Reconnue coupable de détournement de fonds publics, elle a été condamnée à quatre ans de prison - dont deux ferme - et cinq ans d’inéligibilité. Le tribunal a mis en avant le « rôle central » de l’ex-présidente du RN dans le système mis en place pour détourner l’argent du Parlement européen.
C’était une décision très attendue pour l’avenir politique de Marine Le Pen. Le tribunal correctionnel de Paris a rendu son jugement, lundi 31 mars, dans le procès des assistants parlementaires du Front national (FN, devenu Rassemblement national, RN) au Parlement européen.
Poursuivie pour des faits de « détournement de fonds publics » et de « complicité de détournement de fonds publics », la présidente du groupe des députés RN à l’Assemblée nationale a été condamnée à une peine de quatre ans d’emprisonnement, dont deux ferme aménageable sous bracelet électronique, à 100 000 euros d’amende, ainsi qu’à une peine d’inéligibilité de cinq ans avec exécution immédiate. Une décision qui compromet sa candidature à l’élection présidentielle de 2027 et aux prochaines législatives.
Dans l’énoncé du jugement, le tribunal a mis en avant le « rôle central » de Marine Le Pen dans le système mis en place pour détourner l’argent du Parlement européen. Il dit avoir « pris en considération, outre le risque de récidive, le trouble majeur à l’ordre public, en l’espèce le fait que soit candidate à l’élection présidentielle une personne déjà condamnée en première instance ».
Soupçons d’assistants fictifs au Parlement européen
L’accusation a d’abord reproché à la triple candidate à l’élection présidentielle d’avoir embauché, lorsqu’elle était eurodéputée (2004-2017), quatre assistants fictifs, qui auraient en réalité travaillé pour le FN. Les assistants rémunérés par le Parlement européen auraient effectué des tâches liées à la gestion du parti plutôt qu’un travail en lien avec l’activité parlementaire européenne, comme cela est normalement requis pour ces collaborateurs.

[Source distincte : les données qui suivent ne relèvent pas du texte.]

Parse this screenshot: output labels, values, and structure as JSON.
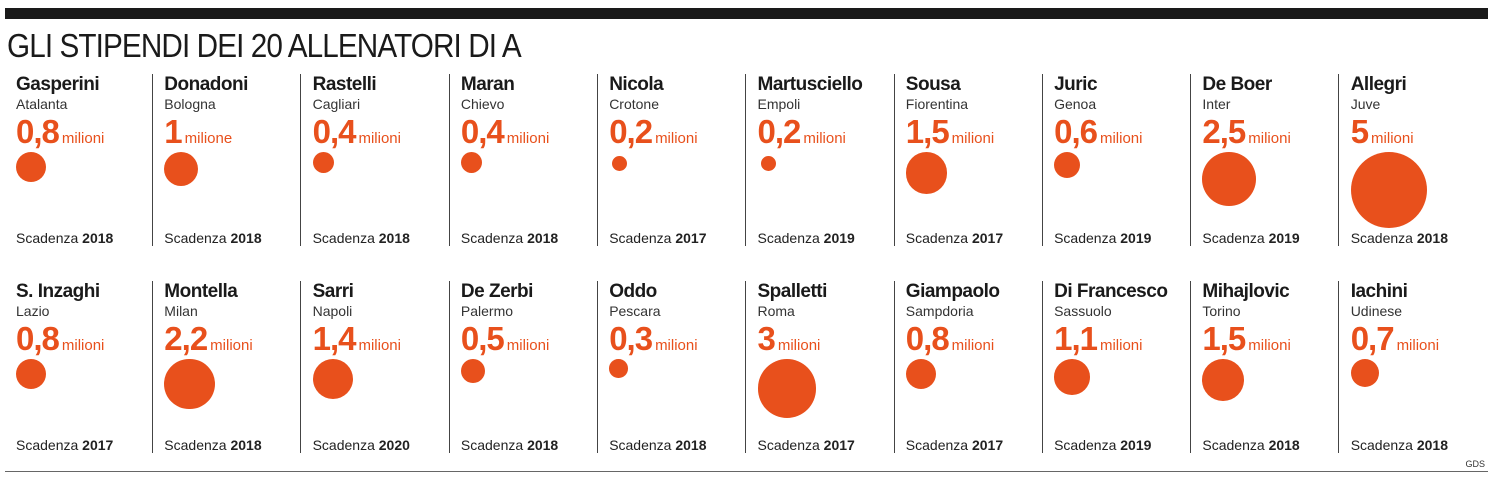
{
  "title": "GLI STIPENDI DEI 20 ALLENATORI DI A",
  "credit": "GDS",
  "accent_color": "#e8501c",
  "chart_data": {
    "type": "bubble",
    "title": "GLI STIPENDI DEI 20 ALLENATORI DI A",
    "unit_plural": "milioni",
    "unit_singular": "milione",
    "deadline_label": "Scadenza",
    "coaches": [
      {
        "name": "Gasperini",
        "team": "Atalanta",
        "salary": 0.8,
        "salary_label": "0,8",
        "unit": "milioni",
        "deadline": "2018"
      },
      {
        "name": "Donadoni",
        "team": "Bologna",
        "salary": 1,
        "salary_label": "1",
        "unit": "milione",
        "deadline": "2018"
      },
      {
        "name": "Rastelli",
        "team": "Cagliari",
        "salary": 0.4,
        "salary_label": "0,4",
        "unit": "milioni",
        "deadline": "2018"
      },
      {
        "name": "Maran",
        "team": "Chievo",
        "salary": 0.4,
        "salary_label": "0,4",
        "unit": "milioni",
        "deadline": "2018"
      },
      {
        "name": "Nicola",
        "team": "Crotone",
        "salary": 0.2,
        "salary_label": "0,2",
        "unit": "milioni",
        "deadline": "2017"
      },
      {
        "name": "Martusciello",
        "team": "Empoli",
        "salary": 0.2,
        "salary_label": "0,2",
        "unit": "milioni",
        "deadline": "2019"
      },
      {
        "name": "Sousa",
        "team": "Fiorentina",
        "salary": 1.5,
        "salary_label": "1,5",
        "unit": "milioni",
        "deadline": "2017"
      },
      {
        "name": "Juric",
        "team": "Genoa",
        "salary": 0.6,
        "salary_label": "0,6",
        "unit": "milioni",
        "deadline": "2019"
      },
      {
        "name": "De Boer",
        "team": "Inter",
        "salary": 2.5,
        "salary_label": "2,5",
        "unit": "milioni",
        "deadline": "2019"
      },
      {
        "name": "Allegri",
        "team": "Juve",
        "salary": 5,
        "salary_label": "5",
        "unit": "milioni",
        "deadline": "2018"
      },
      {
        "name": "S. Inzaghi",
        "team": "Lazio",
        "salary": 0.8,
        "salary_label": "0,8",
        "unit": "milioni",
        "deadline": "2017"
      },
      {
        "name": "Montella",
        "team": "Milan",
        "salary": 2.2,
        "salary_label": "2,2",
        "unit": "milioni",
        "deadline": "2018"
      },
      {
        "name": "Sarri",
        "team": "Napoli",
        "salary": 1.4,
        "salary_label": "1,4",
        "unit": "milioni",
        "deadline": "2020"
      },
      {
        "name": "De Zerbi",
        "team": "Palermo",
        "salary": 0.5,
        "salary_label": "0,5",
        "unit": "milioni",
        "deadline": "2018"
      },
      {
        "name": "Oddo",
        "team": "Pescara",
        "salary": 0.3,
        "salary_label": "0,3",
        "unit": "milioni",
        "deadline": "2018"
      },
      {
        "name": "Spalletti",
        "team": "Roma",
        "salary": 3,
        "salary_label": "3",
        "unit": "milioni",
        "deadline": "2017"
      },
      {
        "name": "Giampaolo",
        "team": "Sampdoria",
        "salary": 0.8,
        "salary_label": "0,8",
        "unit": "milioni",
        "deadline": "2017"
      },
      {
        "name": "Di Francesco",
        "team": "Sassuolo",
        "salary": 1.1,
        "salary_label": "1,1",
        "unit": "milioni",
        "deadline": "2019"
      },
      {
        "name": "Mihajlovic",
        "team": "Torino",
        "salary": 1.5,
        "salary_label": "1,5",
        "unit": "milioni",
        "deadline": "2018"
      },
      {
        "name": "Iachini",
        "team": "Udinese",
        "salary": 0.7,
        "salary_label": "0,7",
        "unit": "milioni",
        "deadline": "2018"
      }
    ]
  }
}
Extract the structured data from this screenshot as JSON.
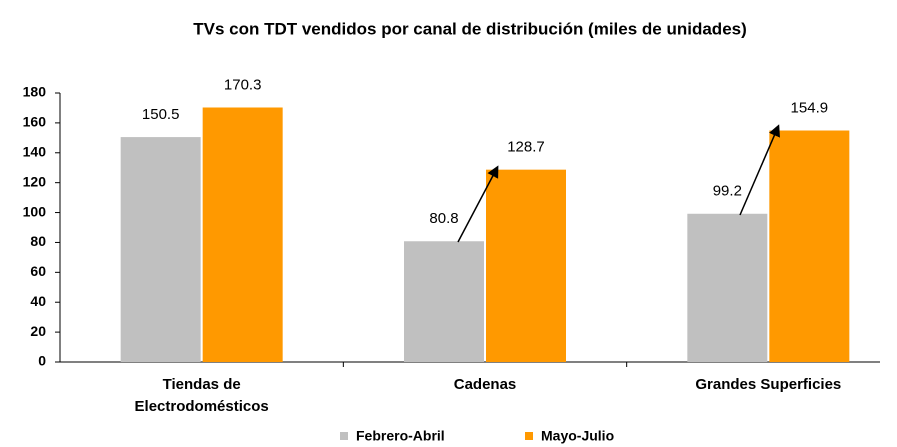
{
  "chart_data": {
    "type": "bar",
    "title": "TVs con TDT vendidos por canal de distribución (miles de unidades)",
    "categories": [
      "Tiendas de Electrodomésticos",
      "Cadenas",
      "Grandes Superficies"
    ],
    "series": [
      {
        "name": "Febrero-Abril",
        "color": "#c0c0c0",
        "values": [
          150.5,
          80.8,
          99.2
        ]
      },
      {
        "name": "Mayo-Julio",
        "color": "#ff9900",
        "values": [
          170.3,
          128.7,
          154.9
        ]
      }
    ],
    "ylim": [
      0,
      180
    ],
    "yticks": [
      0,
      20,
      40,
      60,
      80,
      100,
      120,
      140,
      160,
      180
    ],
    "legend": "bottom"
  }
}
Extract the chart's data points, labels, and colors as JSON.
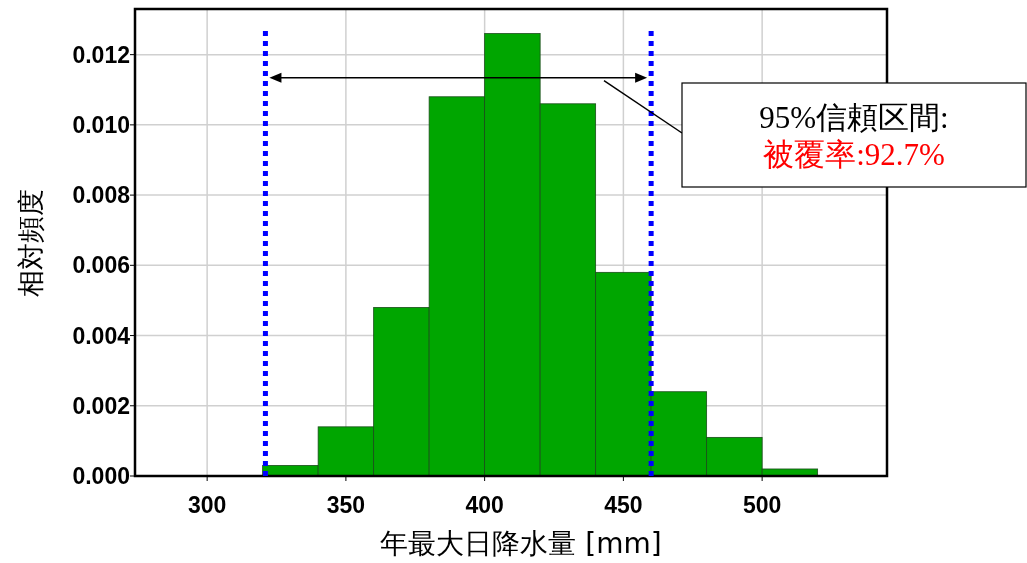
{
  "chart_data": {
    "type": "histogram",
    "xlabel": "年最大日降水量 [mm]",
    "ylabel": "相対頻度",
    "bins": [
      320,
      340,
      360,
      380,
      400,
      420,
      440,
      460,
      480,
      500,
      520
    ],
    "values": [
      0.0003,
      0.0014,
      0.0048,
      0.0108,
      0.0126,
      0.0106,
      0.0058,
      0.0024,
      0.0011,
      0.0002
    ],
    "color": "#00a600",
    "xlim": [
      274,
      545
    ],
    "xticks": [
      300,
      350,
      400,
      450,
      500
    ],
    "ylim": [
      0,
      0.0133
    ],
    "yticks": [
      {
        "value": 0,
        "label": "0.000"
      },
      {
        "value": 0.002,
        "label": "0.002"
      },
      {
        "value": 0.004,
        "label": "0.004"
      },
      {
        "value": 0.006,
        "label": "0.006"
      },
      {
        "value": 0.008,
        "label": "0.008"
      },
      {
        "value": 0.01,
        "label": "0.010"
      },
      {
        "value": 0.012,
        "label": "0.012"
      }
    ],
    "grid": true,
    "ref_lines": [
      {
        "axis": "x",
        "value": 321,
        "color": "#0000ff",
        "line_style": "dotted"
      },
      {
        "axis": "x",
        "value": 460,
        "color": "#0000ff",
        "line_style": "dotted"
      }
    ],
    "annotations": [
      "95%信頼区間:",
      "被覆率:92.7%"
    ]
  }
}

Parmi les assistants concernés figurent le garde du corps et la cheffe de cabinet de Marine Le Pen, Thierry Légier et Catherine Griset, qui sont également prévenus dans cette affaire. L’enquête menée à partir de 2014 par l’Office européen de lutte antifraude, un organisme d’enquête indépendant de l’Union européenne (UE), avait révélé que Mme Griset « n’aurait passé que 740 minutes, soit environ douze heures » au Parlement européen, lorsqu’elle était censée y être assistante, entre octobre 2014 et août 2015. L’accusation considère qu’elle occupait surtout sa fonction de cheffe de cabinet de la présidente au siège du parti frontiste, à Nanterre, dans les Hauts-de-Seine.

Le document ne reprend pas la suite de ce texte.